Notez que lorsque j’intègre l’IEP et la MST le monde connait un des « ces moments Polyani » de l’histoire qui se caractérise par des crises, des ruptures nées de la tension entre un « vieux monde » et « un monde nouveau » à construire. 1973, c’est la fin des Trente Glorieuses, c’est le premier choc pétrolier et sa crise mondiale, c’est l’an 1 du rapport Meadow « Halte à la croissance ? », c’est la mort du système de Bretton Woods, le retrait commençant des troupes américaines du Vietnam. « Les monstres » ressurgissent en Amérique latine – Pinochet prend le pouvoir au Chili et préfigure la dictature des colonels en Argentine. Mais par ailleurs le Royaume-Uni entre dans la CEE et la RFA et la RDA sont admises à l’ONU…Et puis l’Encyclopédie Universalis fête son premier anniversaire. Tout au long de ma carrière et aujourd’hui encore, à la fois cette intensité de crises et de ruptures, mais aussi ces évènements et ces pays, dans les différentes missions que j’ai eu la chance d'assurer, sonnent comme un quotidien. Actuellement bien sûr, en tant conseiller expert en prospective internationale au sein de l’Assemblée des chambres française de commerce et d’industrie et en tant que président de l’association internationale francophone d’intelligence économique.
J’ai donc eu une chance immense d’intégrer l’IEP de Grenoble et la MST au cœur d’une période de « transformation » robuste de notre société et de son environnement. La transformation impactait aussi le cœur même de l’Institut. Quelle palette de grilles de lecture et d’analyse nous fut offerte ! 1973, à l’IEP les plus emblématiques trotskistes de l’OCI (lambertistes) et les brillants économistes marxistes enseignent. L’histoire du monde est enseignée à travers les révolutions, la lutte des classes et la 4ème internationale par Pierre Broué grande figure trotskyste ; l’économie marxiste est professée par Michel Billaudot qui a siégé bien plus tard au conseil de la banque de France ; la planification est enseignée par des hauts fonctionnaires du Plan venus de Paris. A côté de cela « l’IEP babel » nous permettait de côtoyer des enseignants vacataires, réfugiés chiliens parlant à peine le français. Ils nous accompagnaient comme nous les guidions. Et puis, il y a les cours d’anthropologie sur Pierre Clastres et « la société contre l’Etat », sur « les Mythes et les pensées chez les Grecs » de Détienne et Vernant, les cours de philosophie politique sur la nouvelle grille d’Henri Laborit ou les cours de relations internationales qui me firent choisir un mémoire de fin d’étude (1979) sur la réunification des deux Allemagnes. Tout cela m’aura assurément secoué l’esprit. Cet incroyable apprentissage m’a permis en 1979 de décrocher le concours d’entrée et une bourse du Collège d’Europe où durant une année j’ai eu la chance de côtoyer chaque semaine -pour les enseignants français- Madame Carrère d’Encausse ou MM. Crosier et Freidberg. Diplômé de Bruges, j’ignore la carrière européenne et je choisis de poursuivre les études. J’intègre le DEA de sciences politiques de l’université de Dauphine dirigé par Lucien Sfez qui vient de publier « Critique de la décision » et « L’enfer et le paradis ». Je suis en particulier le séminaire de Jacques Attali et celui d’Yves Stroudzé qui pilotera en 1985 les travaux du livre blanc du programme Euréka.

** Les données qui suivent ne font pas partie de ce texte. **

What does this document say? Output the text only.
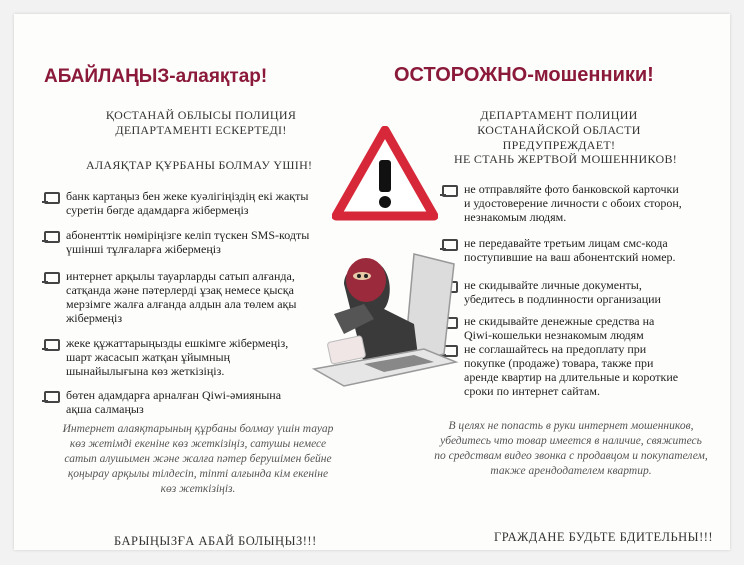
АБАЙЛАҢЫЗ-алаяқтар!	ОСТОРОЖНО-мошенники!
ҚОСТАНАЙ ОБЛЫСЫ ПОЛИЦИЯ
ДЕПАРТАМЕНТІ ЕСКЕРТЕДІ!
ДЕПАРТАМЕНТ ПОЛИЦИИ
КОСТАНАЙСКОЙ ОБЛАСТИ ПРЕДУПРЕЖДАЕТ!
АЛАЯҚТАР ҚҰРБАНЫ БОЛМАУ ҮШІН!	НЕ СТАНЬ ЖЕРТВОЙ МОШЕННИКОВ!
банк картаңыз бен жеке куәлігіңіздің екі жақты
суретін бөгде адамдарға жібермеңіз
абоненттік нөміріңізге келіп түскен SMS-кодты
үшінші тұлғаларға жібермеңіз
интернет арқылы тауарларды сатып алғанда,
сатқанда және пәтерлерді ұзақ немесе қысқа
мерзімге жалға алғанда алдын ала төлем ақы
жібермеңіз
жеке құжаттарыңызды ешкімге жібермеңіз,
шарт жасасып жатқан ұйымның
шынайылығына көз жеткізіңіз.
бөтен адамдарға арналған Qiwi-әмиянына
ақша салмаңыз
не отправляйте фото банковской карточки
и удостоверение личности с обоих сторон,
незнакомым людям.
не передавайте третьим лицам смс-кода
поступившие на ваш абонентский номер.
не скидывайте личные документы,
убедитесь в подлинности организации
не скидывайте денежные средства на
Qiwi-кошельки незнакомым людям
не соглашайтесь на предоплату при
покупке (продаже) товара, также при
аренде квартир на длительные и короткие
сроки по интернет сайтам.
Интернет алаяқтарының құрбаны болмау үшін тауар
көз жетімді екеніне көз жеткізіңіз, сатушы немесе
сатып алушымен және жалға пәтер берушімен бейне
қоңырау арқылы тілдесіп, тіпті алғында кім екеніне
көз жеткізіңіз.
В целях не попасть в руки интернет мошенников,
убедитесь что товар имеется в наличие, свяжитесь
по средствам видео звонка с продавцом и покупателем,
также арендодателем квартир.
БАРЫҢЫЗҒА АБАЙ БОЛЫҢЫЗ!!!	ГРАЖДАНЕ БУДЬТЕ БДИТЕЛЬНЫ!!!
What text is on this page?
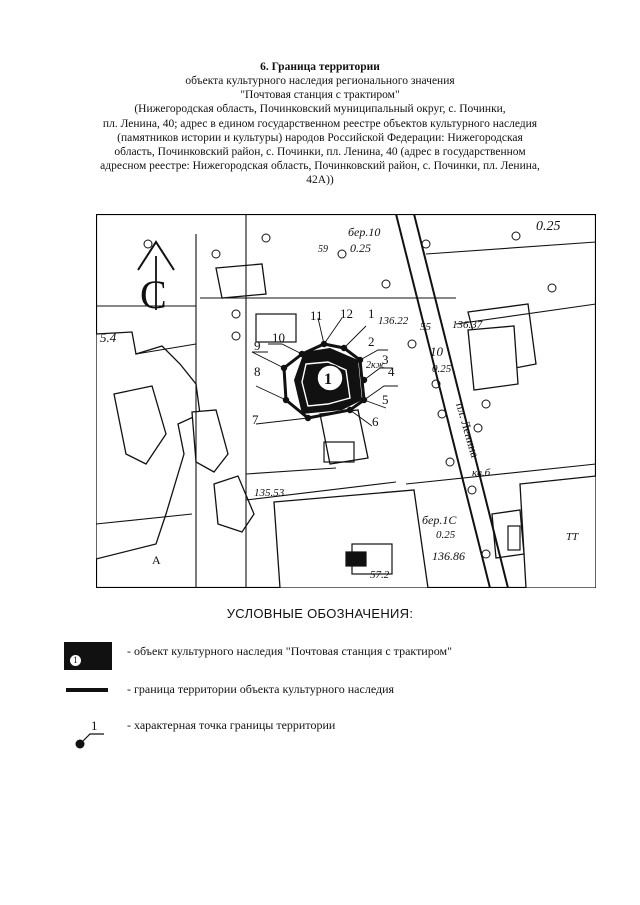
6. Граница территории
объекта культурного наследия регионального значения
"Почтовая станция с трактиром"
(Нижегородская область, Починковский муниципальный округ, с. Починки,
пл. Ленина, 40; адрес в едином государственном реестре объектов культурного наследия
(памятников истории и культуры) народов Российской Федерации: Нижегородская
область, Починковский район, с. Починки, пл. Ленина, 40 (адрес в государственном
адресном реестре: Нижегородская область, Починковский район, с. Починки, пл. Ленина,
42А))
С
бер.10
0.25
0.25
5.4
136.22 55 136.37
10
0.25
2кж
135.53
бер.1С
0.25
136.86
ТТ
А
57.2
кв.б
59
пл. Ленина
1
1
2
3
4
5
6
7
8
9
10
11 12
УСЛОВНЫЕ ОБОЗНАЧЕНИЯ:
1
- объект культурного наследия "Почтовая станция с трактиром"
- граница территории объекта культурного наследия
1 - характерная точка границы территории
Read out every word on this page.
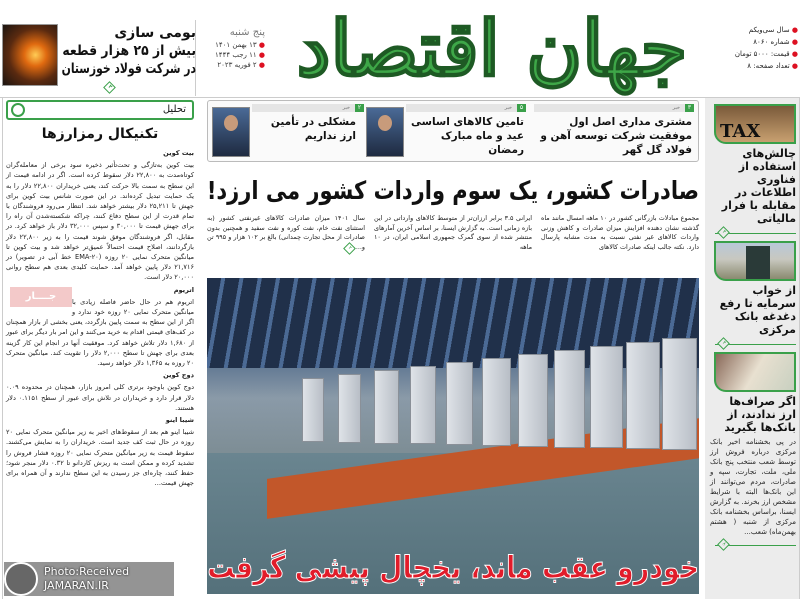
بومی سازی
بیش از ۲۵ هزار قطعه
در شرکت فولاد خوزستان
۳
پنج شنبه
● ۱۳ بهمن ۱۴۰۱
● ۱۱ رجب ۱۴۴۴
● ۲ فوریه ۲۰۲۳ جهان اقتصاد	● سال سی‌ویکم
● شماره ۸۰۶۰
● قیمت: ۵۰۰۰ تومان
● تعداد صفحه: ۸
تحلیل
تکنیکال رمزارزها

بیت کوین

بیت کوین به‌تازگی و تحت‌تأثیر ذخیره سود برخی از معامله‌گران کوتاه‌مدت به ۲۲,۸۰۰ دلار سقوط کرده است. اگر در ادامه قیمت از این سطح به سمت بالا حرکت کند، یعنی خریداران ۲۲,۸۰۰ دلار را به یک حمایت تبدیل کرده‌اند. در این صورت شانس بیت کوین برای جهش تا ۲۵,۲۱۱ دلار بیشتر خواهد شد. انتظار می‌رود فروشندگان با تمام قدرت از این سطح دفاع کنند، چراکه شکسته‌شدن آن راه را برای جهش قیمت تا ۳۰,۰۰۰ و سپس ۳۲,۰۰۰ دلار باز خواهد کرد. در مقابل، اگر فروشندگان موفق شوند قیمت را به زیر ۲۲,۸۰۰ دلار بازگردانند، اصلاح قیمت احتمالاً عمیق‌تر خواهد شد و بیت کوین تا میانگین متحرک نمایی ۲۰ روزه (EMA-۲۰ خط آبی در تصویر) در ۲۱,۷۱۶ دلار پایین خواهد آمد. حمایت کلیدی بعدی هم سطح روانی ۲۰,۰۰۰ دلار است.

جــــار

اتریوم

اتریوم هم در حال حاضر فاصله زیادی با میانگین متحرک نمایی ۲۰ روزه خود ندارد و اگر از این سطح به سمت پایین بازگردد، یعنی بخشی از بازار همچنان در کف‌های قیمتی اقدام به خرید می‌کنند و این امر بار دیگر برای عبور از ۱,۶۸۰ دلار تلاش خواهد کرد. موفقیت آنها در انجام این کار گزینه بعدی برای جهش تا سطح ۲,۰۰۰ دلار را تقویت کند. میانگین متحرک ۲۰ روزه به ۱,۳۶۵ دلار خواهد رسید.

دوج کوین

دوج کوین باوجود برتری کلی امروز بازار، همچنان در محدوده ۰.۰۹ دلار قرار دارد و خریداران در تلاش برای عبور از سطح ۰.۱۱۵۱ دلار هستند.

شیبا اینو

شیبا اینو هم بعد از سقوط‌های اخیر به زیر میانگین متحرک نمایی ۲۰ روزه در حال ثبت کف جدید است. خریداران را به نمایش می‌کشند. سقوط قیمت به زیر میانگین متحرک نمایی ۲۰ روزه فشار فروش را تشدید کرده و ممکن است به ریزش کاردانو تا ۰.۳۲ دلار منجر شود؛ حفظ کنند، چاره‌ای جز رسیدن به این سطح ندارند و آن همراه برای جهش قیمت...

خبر	۳
مشتری مداری اصل اول موفقیت شرکت توسعه آهن و فولاد گل گهر
خبر	۵
تامین کالاهای اساسی عید و ماه مبارک رمضان
خبر	۲
مشکلی در تأمین ارز نداریم
صادرات کشور، یک سوم واردات کشور می ارزد!
مجموع مبادلات بازرگانی کشور در ۱۰ ماهه امسال مانند ماه گذشته نشان دهنده افزایش میزان صادرات و کاهش وزنی واردات کالاهای غیر نفتی نسبت به مدت مشابه پارسال دارد. نکته جالب اینکه صادرات کالاهای
ایرانی ۳.۵ برابر ارزان‌تر از متوسط کالاهای وارداتی در این بازه زمانی است. به گزارش ایسنا، بر اساس آخرین آمارهای منتشر شده از سوی گمرک جمهوری اسلامی ایران، در ۱۰ ماهه
سال ۱۴۰۱ میزان صادرات کالاهای غیرنفتی کشور (به استثنای نفت خام، نفت کوره و نفت سفید و همچنین بدون صادرات از محل تجارت چمدانی) بالغ بر ۱۰۲ هزار و ۹۹۵ تن و... ۲
خودرو عقب ماند، یخچال پیشی گرفت
TAX
چالش‌های استفاده از فناوری اطلاعات در مقابله با فرار مالیاتی
۴
از خواب سرمایه تا رفع دغدغه بانک مرکزی
۴
اگر صراف‌ها ارز ندادند، از بانک‌ها بگیرید
در پی بخشنامه اخیر بانک مرکزی درباره فروش ارز توسط شعب منتخب پنج بانک ملی، ملت، تجارت، سپه و صادرات، مردم می‌توانند از این بانک‌ها البته با شرایط مشخص ارز بخرند. به گزارش ایسنا، براساس بخشنامه بانک مرکزی از شنبه ( هشتم بهمن‌ماه) شعب...
۸
Photo:Received
JAMARAN.IR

L’IEP et la MST complétées par Bruges
et Dauphine vont alors m’accompagner tout au long de ma carrière
qui commence en novembre 1981. J’intègre un cabinet d’avocats
allemands, français, américains comme collaborateur de base.
Notez que jusqu’à présent j’avais oublié
– sauf à Bruges - d’étudier le droit. Je complète
cette lacune à Nanterre tout en travaillant. Je me spécialise
dans la lutte contre la contrefaçon internationale et j’anime
une revue de veille juridique internationale. Nous sommes en 1984 en pleine”
révolution de l’intelligence”. La France a réuni
en 1982 le sommet mondial de Versailles sur les technologies avancées
et du futur. Le gouvernement a créé un think tank pour leur
suivi. Je postule au Centre d’études des systèmes
et des technologies avancées et je suis retenu pour participer
en particulier à l’aventure Euréka. En 1988, je crée
des entreprises de développement international sur l’Asie-Pacifique
avec des associés. Je ne deviens pas riche, mais j’apprends
beaucoup. Sans aucune schizophrénie je réussis à
être conseil du World economic forum pour la France et conseil du
Comité d’entreprise d’EDF animé par la CGT.
J’apprends l’Asie et la lutte anticontrefaçon sur les
terrains de la guerre économique. Lorsque je décide d’arrêter
je vends mes compétences au Commissariat Général
du Plan où j’ai la chance de participer au dernier Plan français
avant que l’Institution ne disparaisse : le 11ème Plan. Je
suis nommé rapporteur général de deux rapports «
Intelligence économique et stratégie d’entreprise
» et « L’Europe : pour un impératif industriel
». Le premier intéresse les stratèges publics et je
suis nommé dans la foulée chef de la mission compétitivité
et sécurité économique au sein du Secrétariat
général de la défense nationale (SGDN) afin de participer
à la mise en place et au pilotage de la première politique
publique d’intelligence économique décidée
par Edouard Balladur et François Mitterrand pou contrecarrer les
offensives américaines et japonaises. Ce que j’avais appris
à l’IEP restait plus que jamais un atout. Après un
court passage en préfecture de région à Caen, je
suis recruté par le réseau des CCI où je deviens
directeur de l’intelligence économique, de l’innovation
et du numérique en 1998. L’intelligence économique
et stratégique est devenu une discipline et au-delà de mon
travail quotidien, je l’enseigne en France à l’IHEDN,
à l’INHESJ, à l’ENA (Coopération internationale),
à l’Ecole nationale de la magistrature, à Skema Business
School, à l’Université de Corse et à l’international,
en Chine, au Chili, au Maroc où je suis co-fondateur de l’université
ouverte de Dakhla (www.aifie.fr) et en Afrique. Avant de prendre du recul,
je viens de publier un ouvrage “ l’intelligence économique
du futur” en 2 volume avec Alain Juillet et le professeur Henri
Dou chez ISTE. L’objet est ambitieux. Nos boussoles stratégiques
ne sont plus ou mal alimentées en analyse et connaissances adaptés
aux défis de « la grande transformation » de nos sociétés
et du monde. Nos intelligences des situations, des rapports de forces
et du futur sont menacées de cécité. Face à
cela nous avançons des propositions d’innovation en la matière.
J’ai appris cela à l’IEP. Ne jamais se reposer sur
des certitudes, toujours questionner, critiquer, innover, penser différemment,
interroger les différences, inventer à chaque instant nouveau,
un mode du connaître différent. Cela pour simplement survivre.